What I found most disturbing about your editorial, and especially repugnant of a so-called newspaper whose function is to ask questions , was your statement that you “see no reason to gainsay” the Corrections Secretary’s statement regarding the political motivations of the strike. Since when is a newspaper’s job to take the word of a completely biased party and tell its readers that you agree with it without question. Such a statement is offensive not only to your readers but does a disservice to the public as a whole. If a newspaper simply takes the word of one side of a dispute as truth, without investigating its truth, without exploring the potential biases, and without evaluating its merits through questioning, then we really do not need a newspaper at all. We can just rely simply on the press releases of those in power.
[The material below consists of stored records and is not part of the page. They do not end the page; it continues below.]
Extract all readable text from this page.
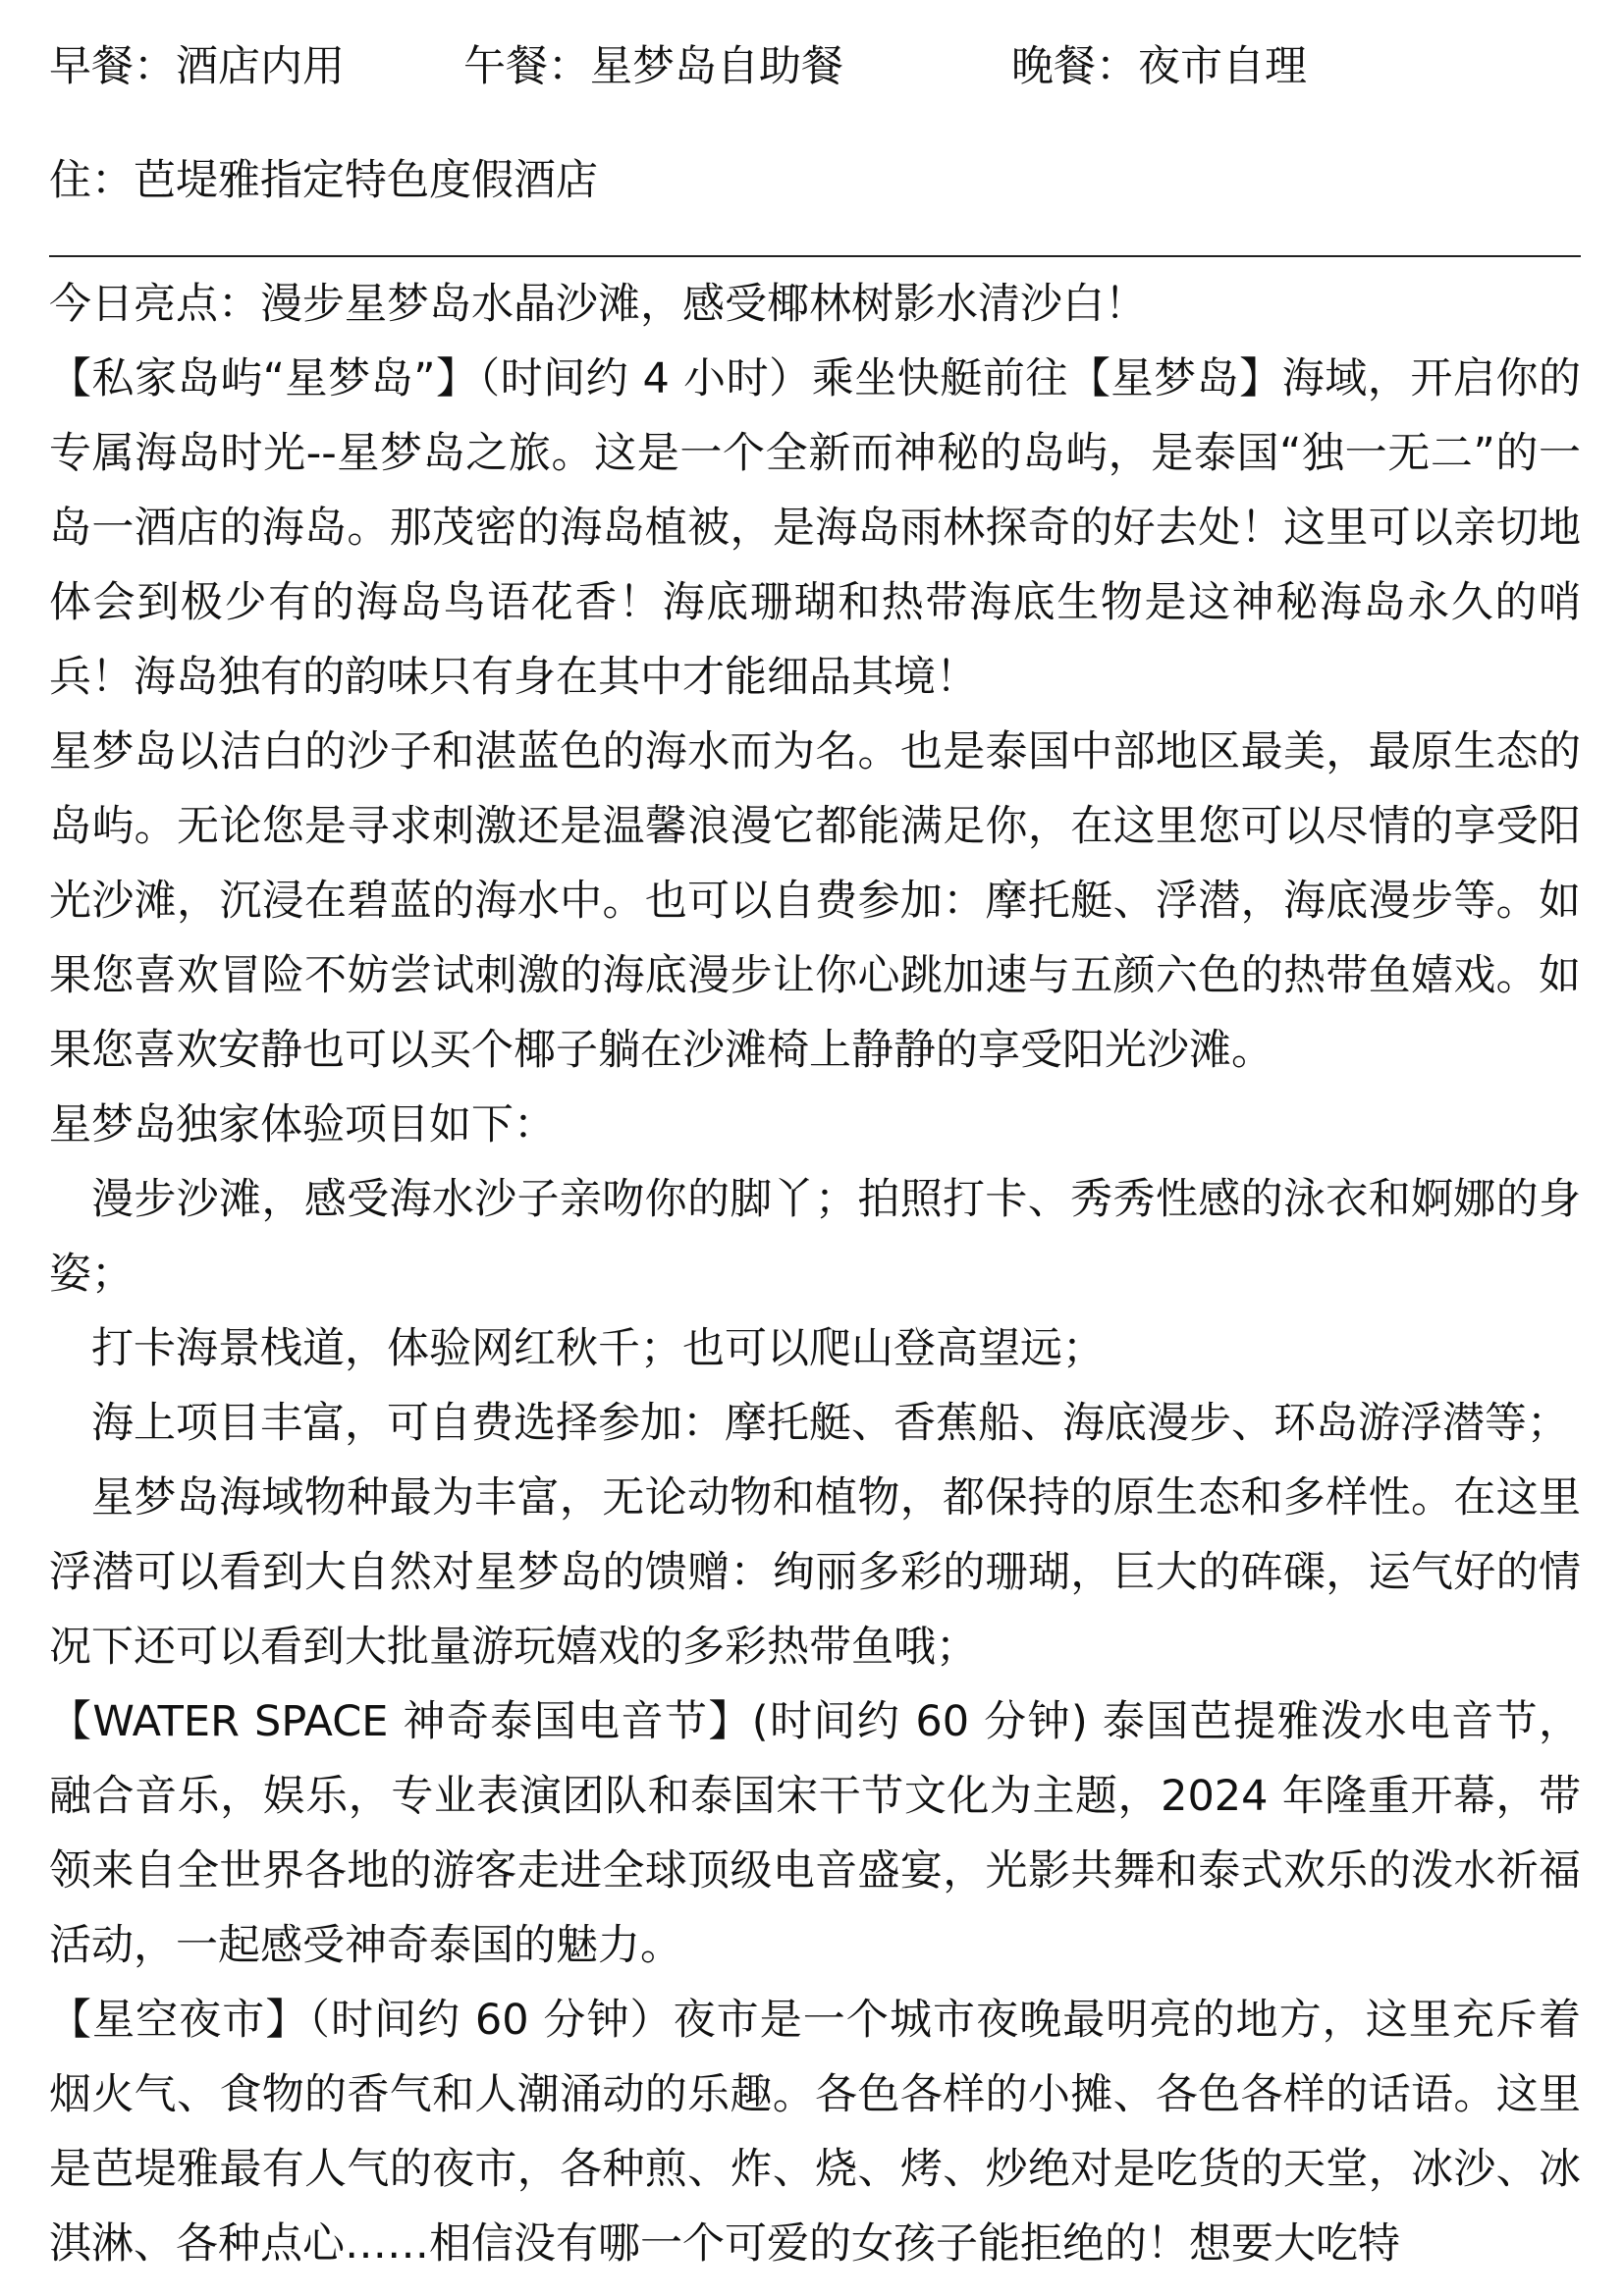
早餐：酒店内用	午餐：星梦岛自助餐	晚餐：夜市自理
住：芭堤雅指定特色度假酒店

今日亮点：漫步星梦岛水晶沙滩，感受椰林树影水清沙白！

【私家岛屿“星梦岛”】（时间约 4 小时）乘坐快艇前往【星梦岛】海域，开启你的专属海岛时光--星梦岛之旅。这是一个全新而神秘的岛屿，是泰国“独一无二”的一岛一酒店的海岛。那茂密的海岛植被，是海岛雨林探奇的好去处！这里可以亲切地体会到极少有的海岛鸟语花香！海底珊瑚和热带海底生物是这神秘海岛永久的哨兵！海岛独有的韵味只有身在其中才能细品其境！

星梦岛以洁白的沙子和湛蓝色的海水而为名。也是泰国中部地区最美，最原生态的岛屿。无论您是寻求刺激还是温馨浪漫它都能满足你，在这里您可以尽情的享受阳光沙滩，沉浸在碧蓝的海水中。也可以自费参加：摩托艇、浮潜，海底漫步等。如果您喜欢冒险不妨尝试刺激的海底漫步让你心跳加速与五颜六色的热带鱼嬉戏。如果您喜欢安静也可以买个椰子躺在沙滩椅上静静的享受阳光沙滩。

星梦岛独家体验项目如下：

漫步沙滩，感受海水沙子亲吻你的脚丫；拍照打卡、秀秀性感的泳衣和婀娜的身姿；

打卡海景栈道，体验网红秋千；也可以爬山登高望远；

海上项目丰富，可自费选择参加：摩托艇、香蕉船、海底漫步、环岛游浮潜等；

星梦岛海域物种最为丰富，无论动物和植物，都保持的原生态和多样性。在这里浮潜可以看到大自然对星梦岛的馈赠：绚丽多彩的珊瑚，巨大的砗磲，运气好的情况下还可以看到大批量游玩嬉戏的多彩热带鱼哦；

【WATER SPACE 神奇泰国电音节】(时间约 60 分钟) 泰国芭提雅泼水电音节，融合音乐，娱乐，专业表演团队和泰国宋干节文化为主题，2024 年隆重开幕，带领来自全世界各地的游客走进全球顶级电音盛宴，光影共舞和泰式欢乐的泼水祈福活动，一起感受神奇泰国的魅力。

【星空夜市】（时间约 60 分钟）夜市是一个城市夜晚最明亮的地方，这里充斥着烟火气、食物的香气和人潮涌动的乐趣。各色各样的小摊、各色各样的话语。这里是芭堤雅最有人气的夜市，各种煎、炸、烧、烤、炒绝对是吃货的天堂，冰沙、冰淇淋、各种点心……相信没有哪一个可爱的女孩子能拒绝的！想要大吃特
You should be ashamed of your editorial. Not because of the position you took, but because you failed to adequately provide your readers with a valid reason for taking it that is based on fact and investigative journalism as opposed to regurgitating sensationalist statements of those being challenged.
I cannot imagine reading a story about the BART strike without finding somewhere in the story the stated demands of the strikers. I think the hunger strike should be no different.